US Giving To Charity Rises - Slowly
A new survey commissioned by Independent Sector shows that giving and volunteering in America is slowly rising. In 1995, Americans gave $23.5 billion to the 400 largest charities in the United States. The average household contribution among "contributing households" was $1,017 - 16 percent higher than in 1993, when it was $880. This marks a 10 percent increase, over two years, after inflation.
The survey, conducted by the Gallup Organization, noted that although the level of giving is increasing, the total number of households that are giving is actually going down.
The finding reveals that some traditional donors are giving more while others are dropping out. Only 69 percent of households across the United States reported contributing to philanthropic groups - the lowest number since the report's inception in 1988.
According to officers at Independent Sector, the trend suggests a growing income gap between affluent households and households reporting lower incomes. The average contribution for all households increased 8 percent, which represents only a 2 percent real increase after inflation.
"The findings leave us cautiously optimistic about the future of giving and volunteering in our country," says Sara Melndez, president of Independent Sector. The national leadership forum is based in Washington and promotes philanthropy and citizen action that help people and communities.
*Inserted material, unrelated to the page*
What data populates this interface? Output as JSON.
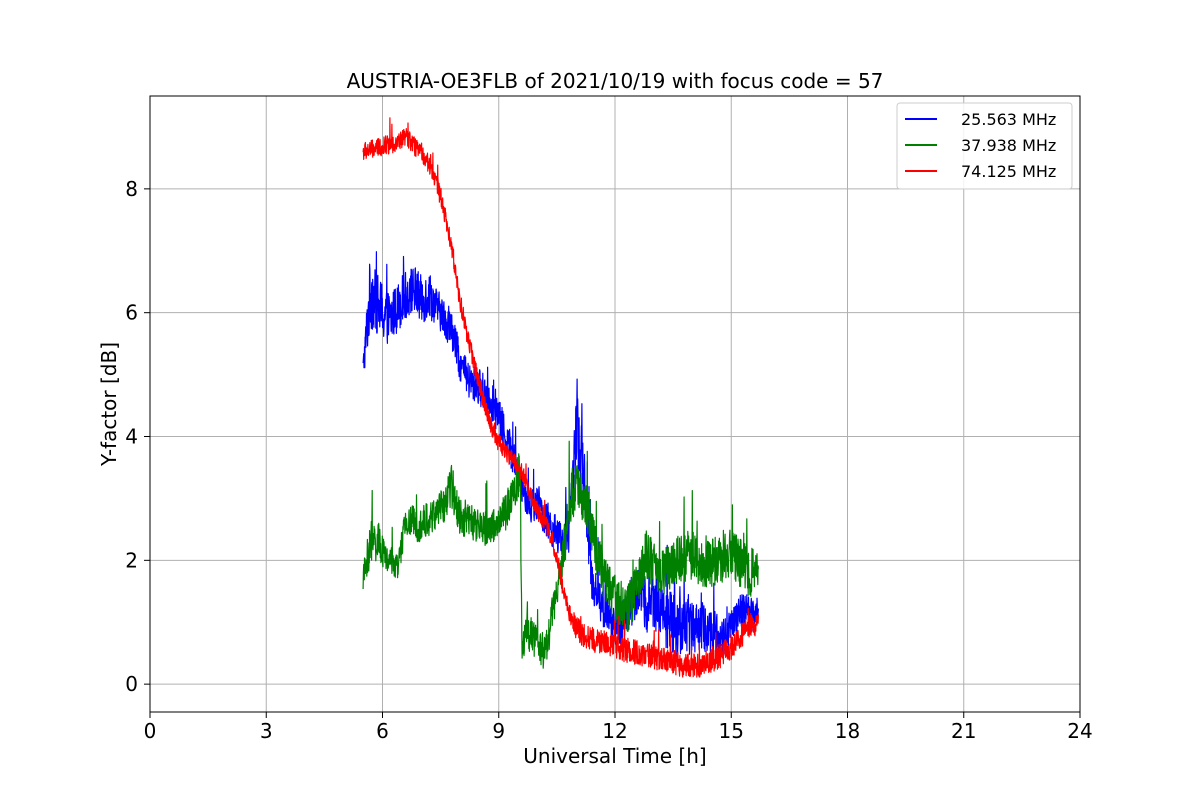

"Social security, health insurance, retirement, and job security are all factors that will continue to tighten the lid on giving. These indicators had a significant impact on 74 percent of those surveyed, who stated they are still anxious about their economic future," she adds.
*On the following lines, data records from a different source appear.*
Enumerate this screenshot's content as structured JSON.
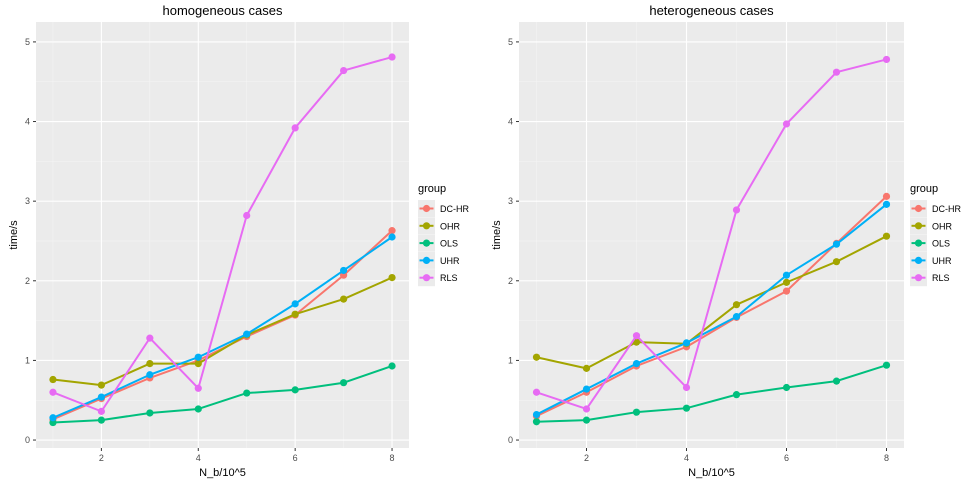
{
  "chart_data": [
    {
      "type": "line",
      "title": "homogeneous cases",
      "xlabel": "N_b/10^5",
      "ylabel": "time/s",
      "x": [
        1,
        2,
        3,
        4,
        5,
        6,
        7,
        8
      ],
      "xticks": [
        2,
        4,
        6,
        8
      ],
      "yticks": [
        0,
        1,
        2,
        3,
        4,
        5
      ],
      "xlim": [
        0.65,
        8.35
      ],
      "ylim": [
        -0.1,
        5.25
      ],
      "grid": true,
      "series": [
        {
          "name": "DC-HR",
          "color": "#F8766D",
          "values": [
            0.26,
            0.52,
            0.78,
            1.0,
            1.3,
            1.57,
            2.07,
            2.63
          ]
        },
        {
          "name": "OHR",
          "color": "#A3A500",
          "values": [
            0.76,
            0.69,
            0.96,
            0.96,
            1.32,
            1.58,
            1.77,
            2.04
          ]
        },
        {
          "name": "OLS",
          "color": "#00BF7D",
          "values": [
            0.22,
            0.25,
            0.34,
            0.39,
            0.59,
            0.63,
            0.72,
            0.93
          ]
        },
        {
          "name": "UHR",
          "color": "#00B0F6",
          "values": [
            0.28,
            0.54,
            0.82,
            1.04,
            1.33,
            1.71,
            2.13,
            2.55
          ]
        },
        {
          "name": "RLS",
          "color": "#E76BF3",
          "values": [
            0.6,
            0.36,
            1.28,
            0.65,
            2.82,
            3.92,
            4.64,
            4.81
          ]
        }
      ],
      "legend": {
        "title": "group",
        "position": "right"
      }
    },
    {
      "type": "line",
      "title": "heterogeneous cases",
      "xlabel": "N_b/10^5",
      "ylabel": "time/s",
      "x": [
        1,
        2,
        3,
        4,
        5,
        6,
        7,
        8
      ],
      "xticks": [
        2,
        4,
        6,
        8
      ],
      "yticks": [
        0,
        1,
        2,
        3,
        4,
        5
      ],
      "xlim": [
        0.65,
        8.35
      ],
      "ylim": [
        -0.1,
        5.25
      ],
      "grid": true,
      "series": [
        {
          "name": "DC-HR",
          "color": "#F8766D",
          "values": [
            0.3,
            0.6,
            0.93,
            1.17,
            1.54,
            1.87,
            2.47,
            3.06
          ]
        },
        {
          "name": "OHR",
          "color": "#A3A500",
          "values": [
            1.04,
            0.9,
            1.23,
            1.21,
            1.7,
            1.98,
            2.24,
            2.56
          ]
        },
        {
          "name": "OLS",
          "color": "#00BF7D",
          "values": [
            0.23,
            0.25,
            0.35,
            0.4,
            0.57,
            0.66,
            0.74,
            0.94
          ]
        },
        {
          "name": "UHR",
          "color": "#00B0F6",
          "values": [
            0.32,
            0.64,
            0.96,
            1.22,
            1.55,
            2.07,
            2.46,
            2.96
          ]
        },
        {
          "name": "RLS",
          "color": "#E76BF3",
          "values": [
            0.6,
            0.39,
            1.31,
            0.66,
            2.89,
            3.97,
            4.62,
            4.78
          ]
        }
      ],
      "legend": {
        "title": "group",
        "position": "right"
      }
    }
  ]
}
Other highlights of the survey include:
*Overall confidence in charities remains strong, but public "trust" in charities' use of funds is decreasing.
*Volunteer time was strongest in areas of religious, educational, youth development, human services, and health organizations.
*One of the key factors that motivates people to give is simply being asked. The "underasked," particularly minorities and young people, often 4have a high response rate.
*Charitable deduction is important to donors. Those who claim a charitable deduction on their income tax (27 percent) give a significantly higher percentage of household income than those who do not. The gap in giving between itemizers and nonitemizers has been growing.
*Forty-one percent of respondents reported membership in other organizations such as civic associations, service clubs, and alumni or professional groups. About 9 out of 10 reporting such memberships also reported household contributions, and 3 out of 4 volunteered.
*Involvement in organizations as youths also played a significant role in influencing adults' giving and volunteering habits.